Colonel Bastian was under orders not to interfere. Bastian wasn’t exactly known for following orders, but in this case he might not have any choice. He was too far away to intercept the MiGs.
Still, Stoner found himself wishing he would.
The helicopter popped up suddenly. Stoner fell back against the bulkhead, then slipped and fell on the deck. Two of the Romanian commandos helped him to his feet.
One of them said something in Romanian. Stoner thought he was telling him not to lose hope. He nodded.
Never lose hope. There’s always something.
Something.
He grabbed the spar as the helicopter whirled hard into the turn. The pilot had spotted a small clearing on the hillside ahead.

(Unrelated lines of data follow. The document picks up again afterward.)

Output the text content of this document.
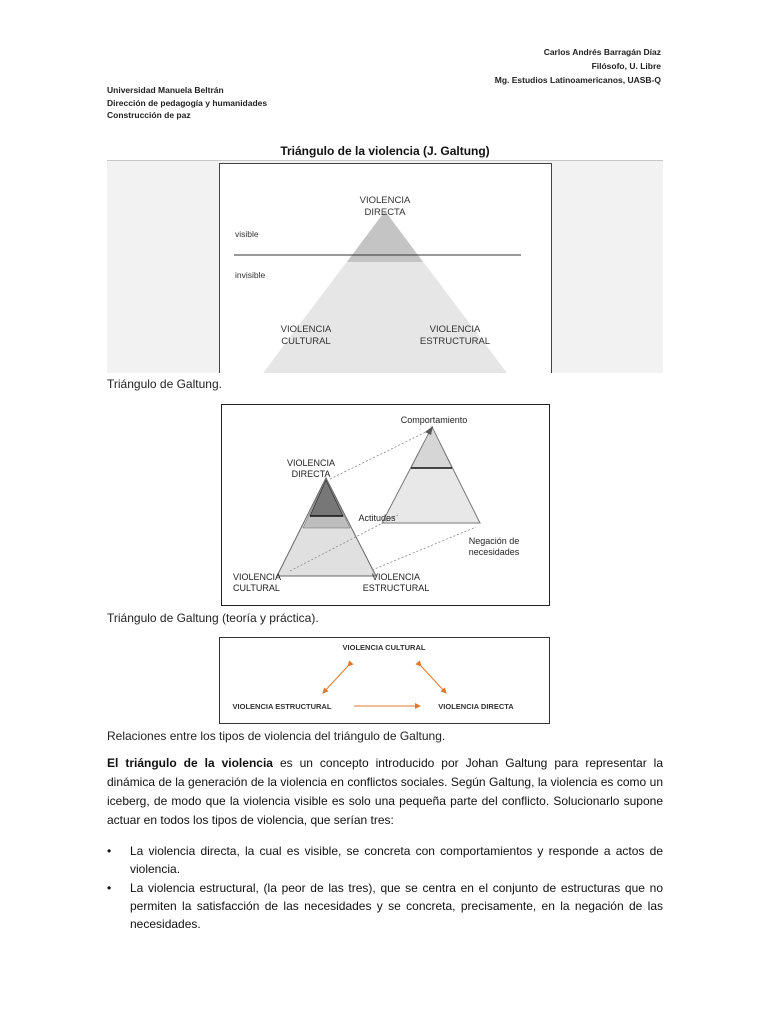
Carlos Andrés Barragán Díaz
Filósofo, U. Libre
Mg. Estudios Latinoamericanos, UASB-Q
Universidad Manuela Beltrán
Dirección de pedagogía y humanidades
Construcción de paz
Triángulo de la violencia (J. Galtung)
VIOLENCIA
DIRECTA
visible
invisible
VIOLENCIA
CULTURAL
VIOLENCIA
ESTRUCTURAL
Triángulo de Galtung.
Comportamiento
VIOLENCIA
DIRECTA
Actitudes
Negación de
necesidades
VIOLENCIA
CULTURAL
VIOLENCIA
ESTRUCTURAL
Triángulo de Galtung (teoría y práctica).
VIOLENCIA CULTURAL
VIOLENCIA ESTRUCTURAL	VIOLENCIA DIRECTA
Relaciones entre los tipos de violencia del triángulo de Galtung.
El triángulo de la violencia es un concepto introducido por Johan Galtung para representar la dinámica de la generación de la violencia en conflictos sociales. Según Galtung, la violencia es como un iceberg, de modo que la violencia visible es solo una pequeña parte del conflicto. Solucionarlo supone actuar en todos los tipos de violencia, que serían tres:
• La violencia directa, la cual es visible, se concreta con comportamientos y responde a actos de violencia.
• La violencia estructural, (la peor de las tres), que se centra en el conjunto de estructuras que no permiten la satisfacción de las necesidades y se concreta, precisamente, en la negación de las necesidades.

He launched flares in hopes of decoying the Russian missiles, then pushed the nose of the helicopter down, aiming for the hill.
The helicopter blades, buffeted by the force of the turn, made a loud whomp-whomp-whomp sound, as if they were going to tear themselves off.
Everyone inside the helicopter was silent, knowing what was going on outside but not really knowing, ready but not ready.
“When we get out, run!” Brasov yelled. “Run from the helicopter. As soon as you can, make your best way over the border. It is seven miles southwest. Seven miles! A few hours’ walk.”
The men closest to him nodded, grim-faced.
The helicopter pitched hard to the left.
“You are a brave man, braver than I gave you credit for when we met,” Colonel Brasov told Stoner as the force of the turn threw the two men together.
“You, too,” said Stoner.
“Until we meet again.”
Brasov held out his hand.
As Stoner reached for it he thought of Sorina Viorica, the way she’d looked on the street in Bucharest. He thought of the mission he’d had in China a year before, where he came close to being killed. He thought of Breanna Stockard, who’d parachuted with him into the water. They spent the night together in the rain, without any hope of rescue. Now he saw her smiling face in the aircraft just after they were picked up.
He thought of his first day at the Agency, his graduation from high school, a morning in the very distant past, being driven by his mom to church with the rain pouring and the car warm and safe.
There was a flash above him, and a loud clap like thunder.
And then there was nothing, no memory, no thought, no pain or regret.